Are The Days Numbered For Hadoop, With Google Cloud /Dataflow – why the days are numbered for Hadoop as we know it.
So, now the biggest revolution is in with the analytic and database technology. Helped by none other than MapReduce, the batch processing technique, this new revolutionary technique is going to change the game completely. Defined as the legacy technology, Google came up with the new arrival of much anticipated Google Cloud Dataflow. This can be stated as a completely new service, under the cloud-based data analytics. As per the spokesperson of Google, this cloud program is enough to supersede the MapReduce. There are various corporations and firms, which have already pumped billions into the Hadoop segment, but now Google is changing the game, altogether.

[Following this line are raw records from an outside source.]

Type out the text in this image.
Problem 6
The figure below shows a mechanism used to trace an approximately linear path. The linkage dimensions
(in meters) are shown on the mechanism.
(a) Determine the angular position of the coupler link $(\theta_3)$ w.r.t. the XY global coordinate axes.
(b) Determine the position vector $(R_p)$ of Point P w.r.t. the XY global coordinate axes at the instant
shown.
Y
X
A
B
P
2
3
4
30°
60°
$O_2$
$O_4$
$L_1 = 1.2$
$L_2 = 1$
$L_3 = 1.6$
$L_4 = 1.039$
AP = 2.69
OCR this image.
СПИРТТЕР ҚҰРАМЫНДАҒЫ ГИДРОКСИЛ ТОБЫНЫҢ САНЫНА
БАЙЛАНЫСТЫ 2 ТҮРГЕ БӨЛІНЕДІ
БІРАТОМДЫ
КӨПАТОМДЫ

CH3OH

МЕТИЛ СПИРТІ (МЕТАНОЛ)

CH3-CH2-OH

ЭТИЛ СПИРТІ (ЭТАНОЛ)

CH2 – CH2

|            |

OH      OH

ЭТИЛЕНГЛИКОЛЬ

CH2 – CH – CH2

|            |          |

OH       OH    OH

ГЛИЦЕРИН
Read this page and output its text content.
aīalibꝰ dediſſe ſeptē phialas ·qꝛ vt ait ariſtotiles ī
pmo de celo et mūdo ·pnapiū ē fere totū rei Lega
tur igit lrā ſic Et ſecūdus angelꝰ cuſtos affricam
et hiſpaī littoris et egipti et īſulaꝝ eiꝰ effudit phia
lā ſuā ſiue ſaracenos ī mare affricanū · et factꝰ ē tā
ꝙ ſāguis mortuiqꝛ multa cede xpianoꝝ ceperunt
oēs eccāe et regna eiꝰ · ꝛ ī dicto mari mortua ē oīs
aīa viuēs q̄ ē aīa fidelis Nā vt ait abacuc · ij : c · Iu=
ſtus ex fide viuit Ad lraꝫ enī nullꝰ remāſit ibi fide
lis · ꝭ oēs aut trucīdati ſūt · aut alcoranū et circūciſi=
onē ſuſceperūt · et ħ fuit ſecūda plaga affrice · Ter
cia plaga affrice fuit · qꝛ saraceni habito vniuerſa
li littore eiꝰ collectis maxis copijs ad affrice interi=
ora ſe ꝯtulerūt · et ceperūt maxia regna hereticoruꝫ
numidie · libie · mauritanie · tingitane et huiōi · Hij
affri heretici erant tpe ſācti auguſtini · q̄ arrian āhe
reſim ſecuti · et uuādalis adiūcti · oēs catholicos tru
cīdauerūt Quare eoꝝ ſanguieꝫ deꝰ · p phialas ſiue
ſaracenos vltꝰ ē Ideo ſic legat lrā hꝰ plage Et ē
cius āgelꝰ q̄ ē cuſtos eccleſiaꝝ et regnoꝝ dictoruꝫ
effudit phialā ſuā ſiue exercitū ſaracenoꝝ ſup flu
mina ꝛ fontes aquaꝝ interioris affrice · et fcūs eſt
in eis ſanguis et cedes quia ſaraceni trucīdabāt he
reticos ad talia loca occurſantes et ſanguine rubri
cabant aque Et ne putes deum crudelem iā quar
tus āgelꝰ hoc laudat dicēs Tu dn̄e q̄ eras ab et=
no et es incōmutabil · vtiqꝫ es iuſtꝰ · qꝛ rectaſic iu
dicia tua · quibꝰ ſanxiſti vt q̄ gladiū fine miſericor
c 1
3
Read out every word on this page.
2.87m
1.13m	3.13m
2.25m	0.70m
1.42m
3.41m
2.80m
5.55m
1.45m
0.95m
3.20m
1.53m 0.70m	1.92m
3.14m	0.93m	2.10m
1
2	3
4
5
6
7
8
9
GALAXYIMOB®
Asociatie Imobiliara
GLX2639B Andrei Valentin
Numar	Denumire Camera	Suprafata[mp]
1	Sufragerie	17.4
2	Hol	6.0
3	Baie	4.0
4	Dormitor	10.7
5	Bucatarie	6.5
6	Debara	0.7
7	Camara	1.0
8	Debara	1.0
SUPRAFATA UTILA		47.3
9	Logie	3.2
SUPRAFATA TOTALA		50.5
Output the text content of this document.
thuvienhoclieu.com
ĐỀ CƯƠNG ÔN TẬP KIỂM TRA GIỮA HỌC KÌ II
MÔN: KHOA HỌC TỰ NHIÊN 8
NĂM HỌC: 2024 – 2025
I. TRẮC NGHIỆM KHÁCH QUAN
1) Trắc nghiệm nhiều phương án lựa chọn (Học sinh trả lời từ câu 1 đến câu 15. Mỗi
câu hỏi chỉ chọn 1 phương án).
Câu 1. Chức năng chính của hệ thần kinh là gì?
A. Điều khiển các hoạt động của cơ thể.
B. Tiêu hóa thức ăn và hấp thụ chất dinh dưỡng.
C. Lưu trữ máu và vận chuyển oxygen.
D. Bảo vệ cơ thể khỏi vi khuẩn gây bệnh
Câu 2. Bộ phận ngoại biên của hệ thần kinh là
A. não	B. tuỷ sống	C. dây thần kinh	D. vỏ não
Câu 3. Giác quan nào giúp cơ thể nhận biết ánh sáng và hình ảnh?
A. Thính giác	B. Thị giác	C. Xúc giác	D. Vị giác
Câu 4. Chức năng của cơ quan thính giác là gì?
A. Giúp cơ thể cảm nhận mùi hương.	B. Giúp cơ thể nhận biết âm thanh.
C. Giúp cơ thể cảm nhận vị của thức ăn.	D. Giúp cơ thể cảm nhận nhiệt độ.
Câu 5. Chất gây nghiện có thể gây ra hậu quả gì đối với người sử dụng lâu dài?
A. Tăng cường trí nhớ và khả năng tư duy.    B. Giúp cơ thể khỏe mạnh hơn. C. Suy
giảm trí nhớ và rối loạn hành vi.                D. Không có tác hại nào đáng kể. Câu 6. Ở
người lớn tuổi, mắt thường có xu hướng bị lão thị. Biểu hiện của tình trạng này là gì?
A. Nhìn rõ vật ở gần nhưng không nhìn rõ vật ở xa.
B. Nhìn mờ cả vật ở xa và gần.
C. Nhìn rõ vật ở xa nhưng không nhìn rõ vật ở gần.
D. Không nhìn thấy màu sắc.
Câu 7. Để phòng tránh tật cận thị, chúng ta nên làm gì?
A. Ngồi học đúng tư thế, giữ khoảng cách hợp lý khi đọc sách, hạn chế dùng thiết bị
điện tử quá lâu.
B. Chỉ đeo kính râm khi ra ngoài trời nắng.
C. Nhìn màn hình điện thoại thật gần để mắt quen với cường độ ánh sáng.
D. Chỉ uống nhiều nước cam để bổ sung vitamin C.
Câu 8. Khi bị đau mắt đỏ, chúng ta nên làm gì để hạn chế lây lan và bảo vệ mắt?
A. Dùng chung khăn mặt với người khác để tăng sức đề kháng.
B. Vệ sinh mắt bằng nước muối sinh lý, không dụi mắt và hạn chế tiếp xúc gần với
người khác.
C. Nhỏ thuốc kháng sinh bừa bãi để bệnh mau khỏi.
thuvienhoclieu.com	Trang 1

Flexible analytic pipelines
Google make it a huge turning point, by abandoning MapReduce, quite some time now. It was too hard to build flexible and much-needed analytic pipelines, with this software. So, what are they up to now? After much speculations and leaks, Goggle came up with real-time capability and has optimized the algorithms, to match up with the growing demands. This can offer you with none other than faster track results. The concept of MapReduce has also been refined, in order to increase the visibility rate in terms of productivity and usability.
To a completely new track
Google has taken the concept of data-driven business to a completely new level, and here timely insights have now become critical. Therefore, you are likely to come to terms of reliable, robust and fault tolerance architecture. Moreover, Google has now refined the OS platform, to operate at massive level, in various data centers. Thus, it can be well stated that Dataflow has now won over millions of users, with the positive features, mentioned above. It can be well stated as the life of any reliable analytic developer. It is way easier, when compared with the online or real time tracking services, when compared with the computation services.
Hiding the complexity
Even though the features are practically endless, but one of the most prominent features of Dataflow is that it can help in hiding the complexity. You just need to subscribe for publish-subscribe message broker, in order to avail real-time feed. Moreover, you need to take extra steps for processing the messages and deal with the outputs, to another message broker. On the other hand, you have the liberty to access the file system of Google, which you can read and write directly, from the saved documents. Moreover, you can even access the data, with the help of BigQuery tablets.
Pipeline is same
As the associated pipeline is more or less same, therefore; you can reuse the code as written for separate batch processing. These are primarily related to online processing jobs. Moreover, the presentation, related with Google I/O can suggest a proper mix of batch processing jobs and real-time services. Well, you need to look hard for the details as those are about to be passed by the leading Google team. This segment has the reliable power mode to optimize the pipelines, crunched by data. This field is highly rich in feature, and the way more complicated. Therefore, the growth of Dataflow is an inevitable truth, now.